Au-delà de la polémique sur les multiples voyages du président congolais, que va chercher Félix Tshisekedi à l’étranger ? Décryptage des axes de la (nouvelle) politique extérieure de la RDC.


Pas moins de 31 voyages en dehors du pays en onze mois. Visites officielles, conférences, panels, forums… Depuis qu’il est arrivé aux affaires fin janvier, Félix Tshisekedi a déjà passé plus d’un mois dans les avions. Tenez, parmi les neuf pays limitrophes de la RDC, seul le Soudan du Sud n’a encore vu atterrir sur son sol le VistaJet Bombardier ou l’un des appareils de la flotte de Qatar Executive qu’affrète le nouveau chef de l’État congolais. « Ça ne saurait tarder : le président s’était engagé à se rendre dans tous les États voisins », nous confie un de ses collaborateurs quelques heures avant de s’envoler, le 1er décembre, pour la Centrafrique.

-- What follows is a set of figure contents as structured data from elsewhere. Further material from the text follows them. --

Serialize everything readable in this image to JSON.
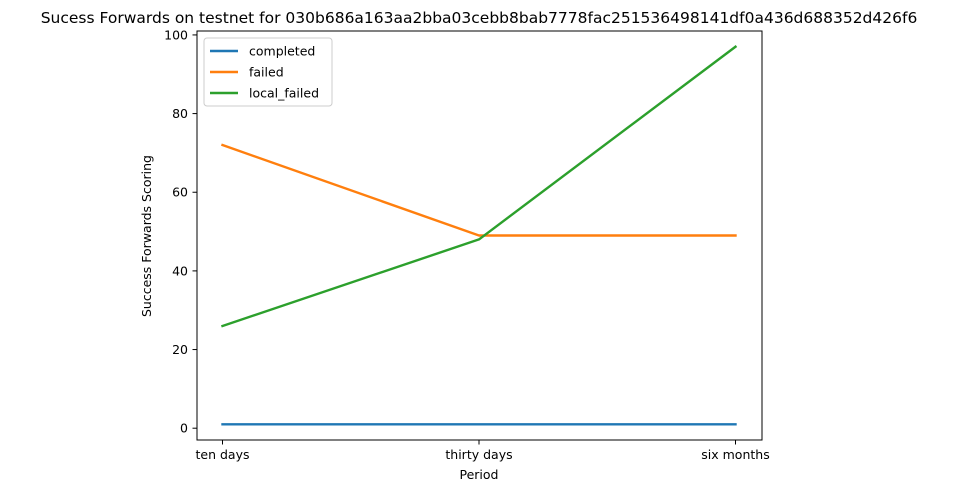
{
  "chart_data": {
    "type": "line",
    "title": "Sucess Forwards on testnet for 030b686a163aa2bba03cebb8bab7778fac251536498141df0a436d688352d426f6",
    "xlabel": "Period",
    "ylabel": "Success Forwards Scoring",
    "categories": [
      "ten days",
      "thirty days",
      "six months"
    ],
    "ylim": [
      -3,
      101
    ],
    "yticks": [
      0,
      20,
      40,
      60,
      80,
      100
    ],
    "grid": false,
    "legend_position": "top-left",
    "series": [
      {
        "name": "completed",
        "color": "#1f77b4",
        "values": [
          1,
          1,
          1
        ]
      },
      {
        "name": "failed",
        "color": "#ff7f0e",
        "values": [
          72,
          49,
          49
        ]
      },
      {
        "name": "local_failed",
        "color": "#2ca02c",
        "values": [
          26,
          48,
          97
        ]
      }
    ]
  }
}
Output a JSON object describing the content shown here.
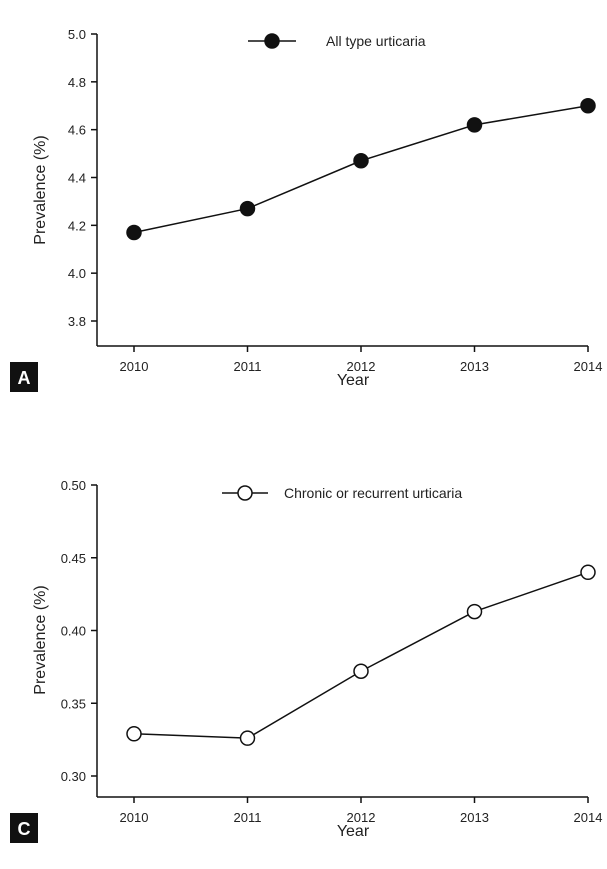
{
  "charts": {
    "A": {
      "panel_label": "A",
      "legend": "All type urticaria",
      "ylabel": "Prevalence (%)",
      "xlabel": "Year",
      "y_ticks": [
        "5.0",
        "4.8",
        "4.6",
        "4.4",
        "4.2",
        "4.0",
        "3.8"
      ],
      "x_ticks": [
        "2010",
        "2011",
        "2012",
        "2013",
        "2014"
      ]
    },
    "C": {
      "panel_label": "C",
      "legend": "Chronic or recurrent urticaria",
      "ylabel": "Prevalence (%)",
      "xlabel": "Year",
      "y_ticks": [
        "0.50",
        "0.45",
        "0.40",
        "0.35",
        "0.30"
      ],
      "x_ticks": [
        "2010",
        "2011",
        "2012",
        "2013",
        "2014"
      ]
    }
  },
  "chart_data": [
    {
      "type": "line",
      "panel": "A",
      "x": [
        2010,
        2011,
        2012,
        2013,
        2014
      ],
      "series": [
        {
          "name": "All type urticaria",
          "values": [
            4.17,
            4.27,
            4.47,
            4.62,
            4.7
          ],
          "marker": "filled",
          "color": "#111111"
        }
      ],
      "xlabel": "Year",
      "ylabel": "Prevalence (%)",
      "ylim": [
        3.8,
        5.0
      ],
      "xlim": [
        2010,
        2014
      ],
      "grid": false,
      "legend": "top-center"
    },
    {
      "type": "line",
      "panel": "C",
      "x": [
        2010,
        2011,
        2012,
        2013,
        2014
      ],
      "series": [
        {
          "name": "Chronic or recurrent urticaria",
          "values": [
            0.329,
            0.326,
            0.372,
            0.413,
            0.44
          ],
          "marker": "open",
          "color": "#111111"
        }
      ],
      "xlabel": "Year",
      "ylabel": "Prevalence (%)",
      "ylim": [
        0.3,
        0.5
      ],
      "xlim": [
        2010,
        2014
      ],
      "grid": false,
      "legend": "top-center"
    }
  ]
}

La fréquence de ces voyages est telle qu’elle commence à soulever des interrogations dans l’opinion publique congolaise sur l’utilité de tous ces périples présidentiels hors du territoire national. « À ceux-là, je leur dis qu’on a déjà ramené plus d’un milliard et demi [de dollars]  grâce à ces voyages. Des voyages qui n’ont même pas coûté 50 millions de dollars », a rétorqué mi-novembre Félix Tshisekedi devant la communauté congolaise, en marge du Forum de Paris sur la paix.

Axe 1 : l’argent

Mais si ce montant avancé représente plus des promesses de divers partenaires que de nouveaux appuis financiers concrets, Félix Tshisekedi a dévoilé là l’un des axes majeurs de son positionnement stratégique : la quête de fonds. Pour mettre en application son programme de gouvernement à 20 piliers, en coalition avec le camp de son prédécesseur Joseph Kabila, le nouveau président recherche avant tout de l’argent. D’autant que le budget 2020 du pays a été brusquement réévalué à 10 milliards de dollars. Il était estimé à 5,9 milliards de dollars pour l’exercice en cours. Un choix politique loin d’être réaliste quand l’on connaît les défis auxquels la RDC est confrontée et ses difficultés à mobiliser les recettes internes.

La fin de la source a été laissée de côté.